19:名無しNIPPER[sage saga]
2020/06/18(木) 17:57:01.77 ID:n4MKx+790
「じゃあ、この衣装を選んでくれたプロデューサーさんは魔法使いですか? それとも、王子様?」
からかうように、ちろりと紅い舌先を覗かせて、愛梨はそう問いかけてきた。
「僕はそんなに大層なものじゃないよ、愛梨」
プロジェクト・シンデレラガールズ。発足当初は百人以上、今は二百人にも匹敵するアイドルたちを集めて競い合わせ、その中から未来のトップアイドルたり得る人材を育成するという、天海春香のアイドルアワード受賞をきっかけにして、アイドル戦国時代の潮流を感じ取った業界最大手が惜しみなく資金と人員を導入した事業計画の名前であり、愛梨が参加しているプロジェクトだ。
世界でも五本の指に入るぐらい有名な童話の題名を謳い文句に掲げているからか、それとも単に能力や個性を重視して無作為にアイドルもプロデューサーもかき集めたからか、時折魔法使いがどうのとロマンチックな名前で呼ばれる同僚がいる。

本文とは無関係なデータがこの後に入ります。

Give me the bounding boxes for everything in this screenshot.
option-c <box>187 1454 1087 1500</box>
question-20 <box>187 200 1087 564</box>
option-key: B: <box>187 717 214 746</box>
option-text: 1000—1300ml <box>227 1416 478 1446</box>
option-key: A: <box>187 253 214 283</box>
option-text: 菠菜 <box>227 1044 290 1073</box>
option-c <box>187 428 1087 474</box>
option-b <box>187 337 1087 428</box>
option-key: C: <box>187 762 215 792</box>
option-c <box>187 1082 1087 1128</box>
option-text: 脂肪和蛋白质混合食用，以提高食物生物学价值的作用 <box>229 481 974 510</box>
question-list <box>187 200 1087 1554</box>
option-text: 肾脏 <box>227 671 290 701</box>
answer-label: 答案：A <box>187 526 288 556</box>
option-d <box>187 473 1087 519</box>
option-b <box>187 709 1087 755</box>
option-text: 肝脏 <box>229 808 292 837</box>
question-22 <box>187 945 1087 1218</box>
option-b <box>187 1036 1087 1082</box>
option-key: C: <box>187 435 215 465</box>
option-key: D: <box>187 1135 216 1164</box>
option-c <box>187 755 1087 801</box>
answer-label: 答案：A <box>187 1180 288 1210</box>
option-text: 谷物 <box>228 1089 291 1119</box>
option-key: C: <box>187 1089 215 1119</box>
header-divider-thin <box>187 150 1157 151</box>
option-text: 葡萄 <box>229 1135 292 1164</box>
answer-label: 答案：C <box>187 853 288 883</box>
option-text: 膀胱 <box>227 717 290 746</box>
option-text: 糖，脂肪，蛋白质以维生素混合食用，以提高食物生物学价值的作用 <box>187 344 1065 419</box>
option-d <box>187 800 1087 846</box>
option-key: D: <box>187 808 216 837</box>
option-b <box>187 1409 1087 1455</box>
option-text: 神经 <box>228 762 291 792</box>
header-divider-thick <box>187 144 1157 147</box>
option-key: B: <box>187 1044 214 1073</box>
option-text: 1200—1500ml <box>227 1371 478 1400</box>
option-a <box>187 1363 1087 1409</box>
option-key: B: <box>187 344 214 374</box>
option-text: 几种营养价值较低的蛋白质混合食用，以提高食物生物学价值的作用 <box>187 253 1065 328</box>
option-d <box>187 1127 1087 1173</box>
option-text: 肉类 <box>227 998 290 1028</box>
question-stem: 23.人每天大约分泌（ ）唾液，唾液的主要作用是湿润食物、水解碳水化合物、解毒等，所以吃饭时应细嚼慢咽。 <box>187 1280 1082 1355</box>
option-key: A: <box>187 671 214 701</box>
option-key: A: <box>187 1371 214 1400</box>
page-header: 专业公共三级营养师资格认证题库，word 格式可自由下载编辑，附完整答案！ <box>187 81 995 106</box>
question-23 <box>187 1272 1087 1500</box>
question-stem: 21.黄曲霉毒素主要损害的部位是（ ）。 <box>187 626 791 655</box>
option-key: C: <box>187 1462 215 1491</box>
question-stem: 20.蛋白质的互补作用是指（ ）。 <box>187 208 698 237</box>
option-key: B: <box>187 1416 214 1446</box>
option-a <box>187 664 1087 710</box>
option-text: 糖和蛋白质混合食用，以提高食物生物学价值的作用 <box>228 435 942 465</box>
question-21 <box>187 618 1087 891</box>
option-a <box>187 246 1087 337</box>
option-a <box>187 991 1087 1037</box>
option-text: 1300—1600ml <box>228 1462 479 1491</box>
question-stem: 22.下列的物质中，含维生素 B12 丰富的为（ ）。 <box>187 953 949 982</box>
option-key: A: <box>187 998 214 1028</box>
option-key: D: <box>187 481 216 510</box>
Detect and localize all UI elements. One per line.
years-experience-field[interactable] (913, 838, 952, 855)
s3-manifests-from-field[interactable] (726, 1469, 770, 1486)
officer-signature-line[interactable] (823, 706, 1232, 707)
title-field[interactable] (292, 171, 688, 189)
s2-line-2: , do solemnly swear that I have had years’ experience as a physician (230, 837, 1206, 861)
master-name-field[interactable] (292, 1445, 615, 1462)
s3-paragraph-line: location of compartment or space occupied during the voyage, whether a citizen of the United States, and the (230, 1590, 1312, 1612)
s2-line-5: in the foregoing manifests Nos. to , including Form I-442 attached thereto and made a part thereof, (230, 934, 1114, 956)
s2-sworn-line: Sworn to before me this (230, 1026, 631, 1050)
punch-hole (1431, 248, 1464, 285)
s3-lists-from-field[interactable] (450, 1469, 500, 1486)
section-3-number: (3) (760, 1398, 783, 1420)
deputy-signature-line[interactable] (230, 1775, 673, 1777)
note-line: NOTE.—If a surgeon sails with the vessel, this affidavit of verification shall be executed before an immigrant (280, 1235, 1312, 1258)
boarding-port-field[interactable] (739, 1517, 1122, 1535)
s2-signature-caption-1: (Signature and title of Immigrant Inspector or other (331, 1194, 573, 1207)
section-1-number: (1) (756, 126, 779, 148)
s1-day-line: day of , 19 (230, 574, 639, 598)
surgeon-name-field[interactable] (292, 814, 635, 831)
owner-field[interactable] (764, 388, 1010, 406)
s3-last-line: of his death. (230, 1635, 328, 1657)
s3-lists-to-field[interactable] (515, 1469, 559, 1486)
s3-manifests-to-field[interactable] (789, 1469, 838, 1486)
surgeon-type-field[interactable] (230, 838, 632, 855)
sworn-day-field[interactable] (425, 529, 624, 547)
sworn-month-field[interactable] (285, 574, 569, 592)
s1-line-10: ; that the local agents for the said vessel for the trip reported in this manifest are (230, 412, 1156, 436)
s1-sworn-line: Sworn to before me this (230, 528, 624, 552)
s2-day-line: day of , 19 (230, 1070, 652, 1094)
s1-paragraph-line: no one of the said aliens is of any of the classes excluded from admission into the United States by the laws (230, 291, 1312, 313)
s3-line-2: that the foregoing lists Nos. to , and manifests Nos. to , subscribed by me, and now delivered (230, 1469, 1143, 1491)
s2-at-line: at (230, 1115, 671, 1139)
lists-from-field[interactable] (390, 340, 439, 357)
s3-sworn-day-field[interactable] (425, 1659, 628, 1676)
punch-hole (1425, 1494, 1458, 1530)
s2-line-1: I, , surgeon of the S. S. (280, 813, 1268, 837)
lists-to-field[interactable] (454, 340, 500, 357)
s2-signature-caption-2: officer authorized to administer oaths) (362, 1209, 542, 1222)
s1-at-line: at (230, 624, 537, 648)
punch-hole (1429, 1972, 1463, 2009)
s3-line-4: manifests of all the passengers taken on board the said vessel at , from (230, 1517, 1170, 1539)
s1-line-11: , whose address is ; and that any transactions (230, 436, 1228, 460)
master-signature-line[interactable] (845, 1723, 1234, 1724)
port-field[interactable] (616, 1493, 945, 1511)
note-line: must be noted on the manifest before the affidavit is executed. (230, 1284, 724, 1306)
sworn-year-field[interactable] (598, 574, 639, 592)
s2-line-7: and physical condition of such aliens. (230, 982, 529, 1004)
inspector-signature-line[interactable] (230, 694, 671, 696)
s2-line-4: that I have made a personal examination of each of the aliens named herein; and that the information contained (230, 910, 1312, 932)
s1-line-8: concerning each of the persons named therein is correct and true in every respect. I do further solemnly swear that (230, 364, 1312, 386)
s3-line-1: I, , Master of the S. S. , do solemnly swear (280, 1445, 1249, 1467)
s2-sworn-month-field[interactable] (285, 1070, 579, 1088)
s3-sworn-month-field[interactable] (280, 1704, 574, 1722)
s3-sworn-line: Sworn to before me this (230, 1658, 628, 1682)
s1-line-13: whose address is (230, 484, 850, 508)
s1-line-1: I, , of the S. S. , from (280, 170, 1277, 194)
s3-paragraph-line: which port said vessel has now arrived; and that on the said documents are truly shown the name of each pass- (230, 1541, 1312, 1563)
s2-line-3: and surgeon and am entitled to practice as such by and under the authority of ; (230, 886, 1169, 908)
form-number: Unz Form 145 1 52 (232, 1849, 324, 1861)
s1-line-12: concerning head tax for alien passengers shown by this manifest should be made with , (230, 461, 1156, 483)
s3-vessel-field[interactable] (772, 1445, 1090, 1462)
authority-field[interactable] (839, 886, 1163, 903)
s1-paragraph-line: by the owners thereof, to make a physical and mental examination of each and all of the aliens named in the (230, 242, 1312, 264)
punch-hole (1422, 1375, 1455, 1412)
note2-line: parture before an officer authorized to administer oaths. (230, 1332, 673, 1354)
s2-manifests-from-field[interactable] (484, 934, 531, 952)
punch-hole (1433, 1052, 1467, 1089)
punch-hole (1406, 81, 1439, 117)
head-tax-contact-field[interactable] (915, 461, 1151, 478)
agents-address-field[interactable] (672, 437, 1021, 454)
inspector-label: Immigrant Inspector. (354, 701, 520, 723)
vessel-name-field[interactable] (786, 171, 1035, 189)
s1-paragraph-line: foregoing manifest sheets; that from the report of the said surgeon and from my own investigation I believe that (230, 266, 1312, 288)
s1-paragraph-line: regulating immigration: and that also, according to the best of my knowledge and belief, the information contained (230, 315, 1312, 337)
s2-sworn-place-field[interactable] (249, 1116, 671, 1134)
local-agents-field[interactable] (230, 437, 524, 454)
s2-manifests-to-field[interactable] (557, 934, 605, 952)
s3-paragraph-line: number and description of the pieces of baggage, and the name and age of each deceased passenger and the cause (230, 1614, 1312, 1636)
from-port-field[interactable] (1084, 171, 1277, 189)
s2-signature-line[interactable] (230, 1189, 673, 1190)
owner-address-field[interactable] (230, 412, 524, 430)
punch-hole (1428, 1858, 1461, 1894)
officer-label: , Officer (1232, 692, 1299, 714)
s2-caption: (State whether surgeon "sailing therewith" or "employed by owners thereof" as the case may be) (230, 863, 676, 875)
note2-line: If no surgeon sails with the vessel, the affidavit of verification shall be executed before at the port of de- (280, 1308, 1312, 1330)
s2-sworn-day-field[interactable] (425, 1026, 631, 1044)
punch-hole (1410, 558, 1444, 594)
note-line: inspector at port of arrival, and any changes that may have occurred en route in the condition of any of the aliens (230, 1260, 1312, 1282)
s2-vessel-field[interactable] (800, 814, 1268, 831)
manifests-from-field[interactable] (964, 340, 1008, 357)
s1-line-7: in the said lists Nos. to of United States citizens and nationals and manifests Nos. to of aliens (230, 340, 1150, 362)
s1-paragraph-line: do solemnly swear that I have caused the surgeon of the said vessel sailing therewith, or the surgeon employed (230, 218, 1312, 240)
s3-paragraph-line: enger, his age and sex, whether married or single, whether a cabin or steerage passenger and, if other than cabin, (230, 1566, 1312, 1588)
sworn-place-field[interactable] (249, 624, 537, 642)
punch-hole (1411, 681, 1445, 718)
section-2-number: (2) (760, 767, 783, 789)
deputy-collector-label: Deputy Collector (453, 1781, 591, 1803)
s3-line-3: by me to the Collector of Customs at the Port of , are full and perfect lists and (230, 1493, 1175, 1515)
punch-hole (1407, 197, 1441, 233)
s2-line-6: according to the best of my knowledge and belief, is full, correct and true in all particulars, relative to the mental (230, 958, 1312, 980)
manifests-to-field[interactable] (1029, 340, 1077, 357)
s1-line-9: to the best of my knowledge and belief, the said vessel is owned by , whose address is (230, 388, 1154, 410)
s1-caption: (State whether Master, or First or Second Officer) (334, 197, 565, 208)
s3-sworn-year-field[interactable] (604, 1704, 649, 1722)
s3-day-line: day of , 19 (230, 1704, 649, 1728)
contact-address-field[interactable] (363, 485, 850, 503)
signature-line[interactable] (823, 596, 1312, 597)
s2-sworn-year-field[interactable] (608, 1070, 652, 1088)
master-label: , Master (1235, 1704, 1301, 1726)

彼がそう呼ばれるに値する人物かどうかはわからないけれど、間違いなく、魔法使いという称号は僕に相応しくない。王子様なんてもってのほかだ。
「そうですか? でも、私にとってのプロデューサーさんはいつだってヒーローでしたよっ」
「からかわないでほしいな」
「ふふ……じゃあ、エスコートしてくれますよね、プロデューサーさん」
冗談交じりにはにかんで、白い手袋に包まれた愛梨の右手が差し伸べられる。
照れ隠しに腕時計を一瞥すれば、公演の開始まで、それほど時間は残されていなかった。
終わる。それを意識した瞬間、引退という言葉とその意味が、両肩にのしかかってきた。
それがどんな形であれ、今日、この公演を終えれば愛梨はアイドルではなくなる。
間違いなく、愛梨の終わり方は幸せなものだといえるだろう。異例の速度でスターダムを駆け上がって、初代シンデレラガールの称号を勝ち取って、そこからアイドルアワードに選出されたことで、活動中の数年間はずっとトップアイドルの名をほしいままにしてきた。
誰もが羨むようなシンデレラストーリー。もしも、僕自身がそこに関わりを持たなければきっと何かを勘ぐりたくなってしまうような、そんなできすぎたまでに幸せな物語が今、終わろうとしている。